Packaging intended for the bio waste stream must be recognisable by the end-user as compostable or biodegradable.

The results of each assessment or test undertaken must be recorded on an assessment checklist and their combined outcome used to determine whether a packaging material is suitable for organic recovery.

CEN Report CR13695-2:2004 : Requirements for measuring and verifying the four heavy metals and other dangerous substances present in packaging, and their release into the environment.

The supplier must be able to demonstrate that only the minimum adequate amount of any substance dangerous to the environment has been used in the packaging or packaging component, with a view to minimising its presence in ash, emissions or leachate from landfills.

The methodology for this is fully explained in the CEN report CR 13695-2:2004 (Requirements for measuring and verifying heavy metals and other dangerous substances present in packaging, and their release into the environment – Part 2: Requirements for measuring and verifying dangerous substances present in packaging and their release into the environment.

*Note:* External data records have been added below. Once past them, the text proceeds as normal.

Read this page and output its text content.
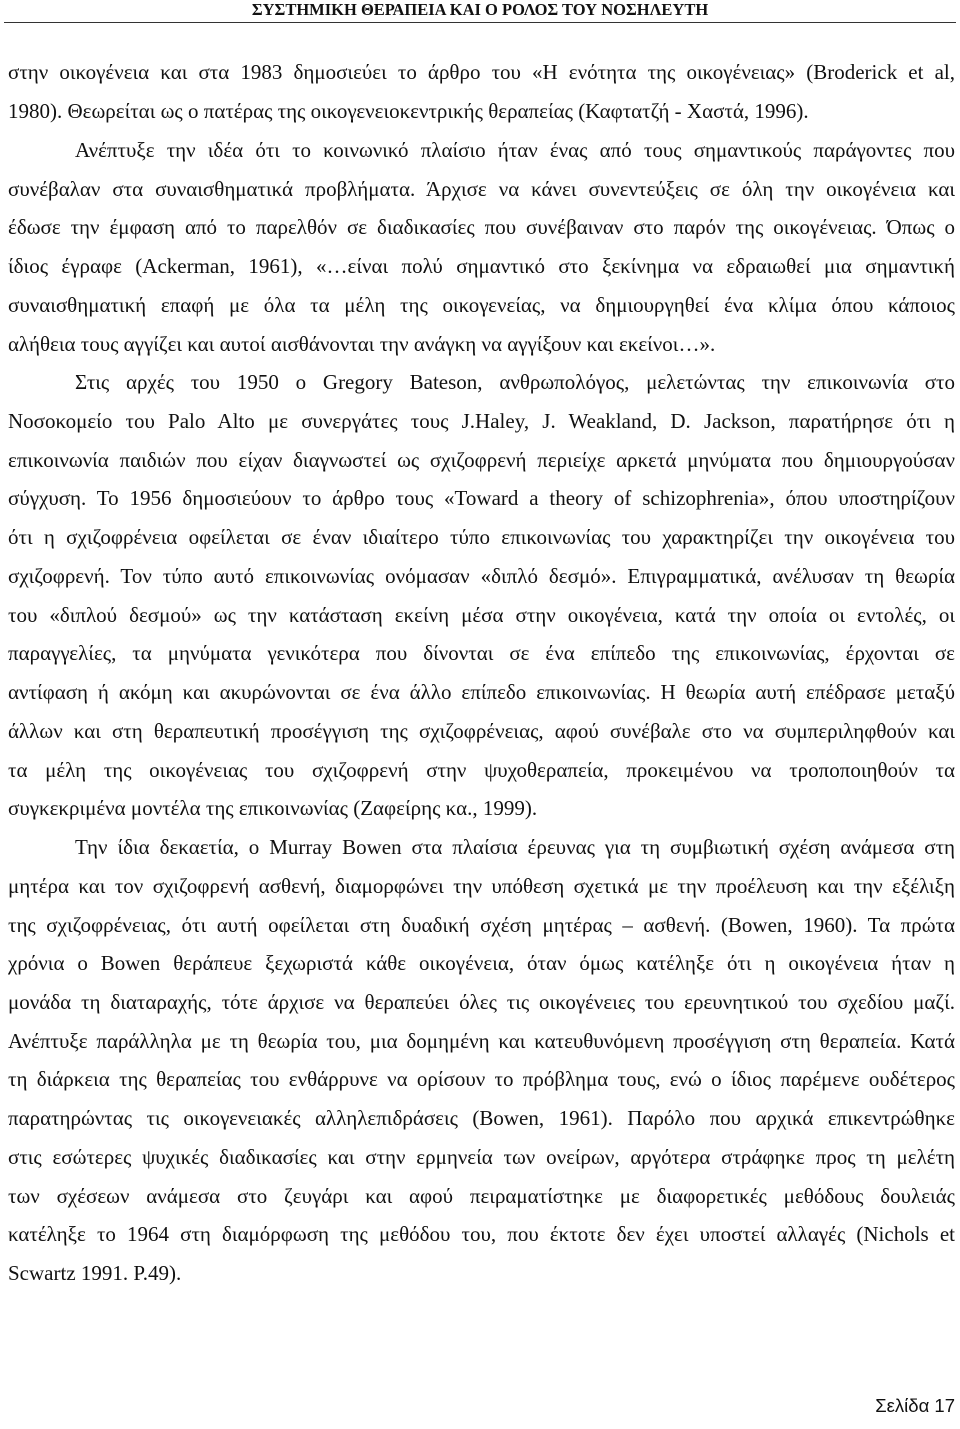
ΣΥΣΤΗΜΙΚΗ ΘΕΡΑΠΕΙΑ ΚΑΙ Ο ΡΟΛΟΣ ΤΟΥ ΝΟΣΗΛΕΥΤΗ
στην οικογένεια και στα 1983 δημοσιεύει το άρθρο του «Η ενότητα της οικογένειας» (Broderick et al,
1980). Θεωρείται ως ο πατέρας της οικογενειοκεντρικής θεραπείας (Καφτατζή - Χαστά, 1996).
Ανέπτυξε την ιδέα ότι το κοινωνικό πλαίσιο ήταν ένας από τους σημαντικούς παράγοντες που
συνέβαλαν στα συναισθηματικά προβλήματα. Άρχισε να κάνει συνεντεύξεις σε όλη την οικογένεια και
έδωσε την έμφαση από το παρελθόν σε διαδικασίες που συνέβαιναν στο παρόν της οικογένειας. Όπως ο
ίδιος έγραφε (Ackerman, 1961), «…είναι πολύ σημαντικό στο ξεκίνημα να εδραιωθεί μια σημαντική
συναισθηματική επαφή με όλα τα μέλη της οικογενείας, να δημιουργηθεί ένα κλίμα όπου κάποιος
αλήθεια τους αγγίζει και αυτοί αισθάνονται την ανάγκη να αγγίξουν και εκείνοι…».
Στις αρχές του 1950 ο Gregory Bateson, ανθρωπολόγος, μελετώντας την επικοινωνία στο
Νοσοκομείο του Palo Alto με συνεργάτες τους J.Haley, J. Weakland, D. Jackson, παρατήρησε ότι η
επικοινωνία παιδιών που είχαν διαγνωστεί ως σχιζοφρενή περιείχε αρκετά μηνύματα που δημιουργούσαν
σύγχυση. Το 1956 δημοσιεύουν το άρθρο τους «Toward a theory of schizophrenia», όπου υποστηρίζουν
ότι η σχιζοφρένεια οφείλεται σε έναν ιδιαίτερο τύπο επικοινωνίας του χαρακτηρίζει την οικογένεια του
σχιζοφρενή. Τον τύπο αυτό επικοινωνίας ονόμασαν «διπλό δεσμό». Επιγραμματικά, ανέλυσαν τη θεωρία
του «διπλού δεσμού» ως την κατάσταση εκείνη μέσα στην οικογένεια, κατά την οποία οι εντολές, οι
παραγγελίες, τα μηνύματα γενικότερα που δίνονται σε ένα επίπεδο της επικοινωνίας, έρχονται σε
αντίφαση ή ακόμη και ακυρώνονται σε ένα άλλο επίπεδο επικοινωνίας. Η θεωρία αυτή επέδρασε μεταξύ
άλλων και στη θεραπευτική προσέγγιση της σχιζοφρένειας, αφού συνέβαλε στο να συμπεριληφθούν και
τα μέλη της οικογένειας του σχιζοφρενή στην ψυχοθεραπεία, προκειμένου να τροποποιηθούν τα
συγκεκριμένα μοντέλα της επικοινωνίας (Ζαφείρης κα., 1999).
Την ίδια δεκαετία, ο Murray Bowen στα πλαίσια έρευνας για τη συμβιωτική σχέση ανάμεσα στη
μητέρα και τον σχιζοφρενή ασθενή, διαμορφώνει την υπόθεση σχετικά με την προέλευση και την εξέλιξη
της σχιζοφρένειας, ότι αυτή οφείλεται στη δυαδική σχέση μητέρας – ασθενή. (Bowen, 1960). Τα πρώτα
χρόνια ο Bowen θεράπευε ξεχωριστά κάθε οικογένεια, όταν όμως κατέληξε ότι η οικογένεια ήταν η
μονάδα τη διαταραχής, τότε άρχισε να θεραπεύει όλες τις οικογένειες του ερευνητικού του σχεδίου μαζί.
Ανέπτυξε παράλληλα με τη θεωρία του, μια δομημένη και κατευθυνόμενη προσέγγιση στη θεραπεία. Κατά
τη διάρκεια της θεραπείας του ενθάρρυνε να ορίσουν το πρόβλημα τους, ενώ ο ίδιος παρέμενε ουδέτερος
παρατηρώντας τις οικογενειακές αλληλεπιδράσεις (Bowen, 1961). Παρόλο που αρχικά επικεντρώθηκε
στις εσώτερες ψυχικές διαδικασίες και στην ερμηνεία των ονείρων, αργότερα στράφηκε προς τη μελέτη
των σχέσεων ανάμεσα στο ζευγάρι και αφού πειραματίστηκε με διαφορετικές μεθόδους δουλειάς
κατέληξε το 1964 στη διαμόρφωση της μεθόδου του, που έκτοτε δεν έχει υποστεί αλλαγές (Nichols et
Scwartz 1991. P.49).
Σελίδα 17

Users must determine, with the aid of Safety Data Sheets, whether dangerous substances or preparations which have been used in the manufacturing process are present in the packaging placed on the market. Dangerous substances or preparations are those classified “N” in the relevant EC Directives. If any are present, the user must evaluate the possibility of their release into emissions, ash or leachate. If this is possible, the user must document the substances or preparations identified and demonstrate that they are used to the minimum necessary for achievement of the performance criteria listed in the standard. An appendix provides a decision tree for minimisation of dangerous substances or preparations and demonstration of conformity.